Agencia de Seguridad Alimentaria: CEACCU recibe con satisfacción la creación de este órgano, demandado ya desde hace año y medio, y presenta un conjunto de iniciativas para mejorar la seguridad de los consumidores.

La Confederación Española de Organizaciones de Amas de Casa, Consumidores y Usuarios (CEACCU) ha recibido con satisfacción la aprobación, en el Consejo de Ministros de hoy, de un Proyecto de Ley por el que se crea la Agencia española de Seguridad Alimentaria, al tiempo que confía (en espera de analizar pormenorizadamente la norma hoy presentada) en su eficacia para que las recientes crisis alimentarias no se cierren en falso. Estos episodios (“vacas locas”, “dioxinas”…) han dejado claro la escasa eficacia de los sistemas de control en la cadena alimentaria y han provocado entre los consumidores la incertidumbre sobre la seguridad de los alimentos que consumen.

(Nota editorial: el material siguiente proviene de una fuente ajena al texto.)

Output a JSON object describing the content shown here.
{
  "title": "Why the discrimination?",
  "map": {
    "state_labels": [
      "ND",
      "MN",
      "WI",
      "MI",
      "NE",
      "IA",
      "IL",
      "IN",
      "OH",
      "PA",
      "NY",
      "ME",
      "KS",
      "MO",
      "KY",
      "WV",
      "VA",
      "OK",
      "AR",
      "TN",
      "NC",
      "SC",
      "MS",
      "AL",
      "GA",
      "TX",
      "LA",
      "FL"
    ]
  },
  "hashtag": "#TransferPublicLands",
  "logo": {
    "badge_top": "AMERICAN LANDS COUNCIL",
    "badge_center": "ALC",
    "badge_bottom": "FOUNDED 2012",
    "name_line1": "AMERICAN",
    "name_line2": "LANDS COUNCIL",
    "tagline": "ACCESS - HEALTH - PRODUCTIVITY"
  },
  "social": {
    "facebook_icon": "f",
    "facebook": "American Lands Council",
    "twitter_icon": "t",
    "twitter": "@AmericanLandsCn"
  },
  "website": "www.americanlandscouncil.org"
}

Ante estas situaciones, CEACCU ha venido manifestando que consideraba inaplazable que los Poderes Públicos actuasen con decisión, dando respuestas globales a una cuestión -la SALUD de los consumidores en relación a los alimentos que consumen- en la que intervienen diferentes elementos. Cabe esperar que la respuesta a estas demandas de CEACCU se encuentre en el Proyecto de Ley que hoy ha aprobado el Consejo de ministros. La creación de esta Agencia fue solicitada formalmente en junio de 1999 por CEACCU y el resto de organizaciones presentes en el “Consorcio para la Seguridad Alimentaria”.

CEACCU considera que, para que sea eficaz, la futura Agencia deberá ser independiente, disponer de recursos suficientes y asumir las competencias en Seguridad Alimentaria hoy dispersas. Las acciones más urgentes que debería llevar a cabo serían:

  1. Incrementar con urgencia la eficacia de los sistemas de control y sanción. Este órgano estatal hoy creado debería, además de ser independiente, reunir las competencias en seguridad alimentaria actualmente dispersas.
  2. CEACCU considera importante que se asegure la independencia de dicha Agencia respecto de los intereses de los sectores que intervienen en la producción y transformación agroalimentaria.
  3. Al tiempo que se crea la Agencia española, España debería impulsar la rápida puesta en marcha de la Autoridad Alimentaria europea, ya aprobada, que vigile y coordine las actividades inspectoras y de control de alimentos en los Estados Miembros. Esta Agencia europea debería tener también competencias plenas para la inspección y control de las mercancías procedentes o con destino a Países Terceros. Deberían preverse los sistemas de intercambio de información y funciones entre ambas entididades (española y comunitaria).
  4. La Agencia deberá regirse por el principio de Transparencia. CEACCU solicita que a través de la Agencia española hoy aprobada sean públicos los resultados de los controles sanitarios. Esta medida actuaría de inmediato favoreciendo un mayor autocontrol de productores e industrias alimentarias siendo un eficaz elemento disuasorio.
  5. Que las funciones de esta Agencia se extiendan al sector productor (agrario y ganadero), así como la reglamentación existente en cuanto a higiene y protección de la salud de los consumidores verificándose la filosofía de garantizar la seguridad “de la granja al tenedor”.
  6. La creación de esta Agencia debería permitir asegurar la calidad y seguridad de las materias primas utilizadas por las industrias alimentarias, intensificando los controles y posibilitando la transparencia informativa respecto de la procedencia e identidad de las mismas.
  7. La Agencia también debería impulsar que se mejore la información que el consumidor recibe a través del ETIQUETADO. En los episodios de crisis alimentarias los consumidores han leído más etiquetas que nunca y, así, han comprobado qué pocos datos se llegan a conocer del alimento que van a consumir.
  8. La Agencia debería impulsar, con campañas permanentes, la FORMACION de los consumidores. Un concepto ya planteado en Libro Blanco sobre Seguridad Alimentaria de la UE. Si pretendemos proteger la salud de los ciudadanos, hay que promover, además de la seguridad de los alimentos, hábitos alimenticios saludables. Urge ampliar la información sobre consumo en el sistema educativo, apoyar las inciativas de formación de las Asociaciones de Consumidores y aprovechar las potencialidades de los medios audiovisuales, en especial los de titularidad pública, informando sobre hábitos saludables y derechos del consumidor.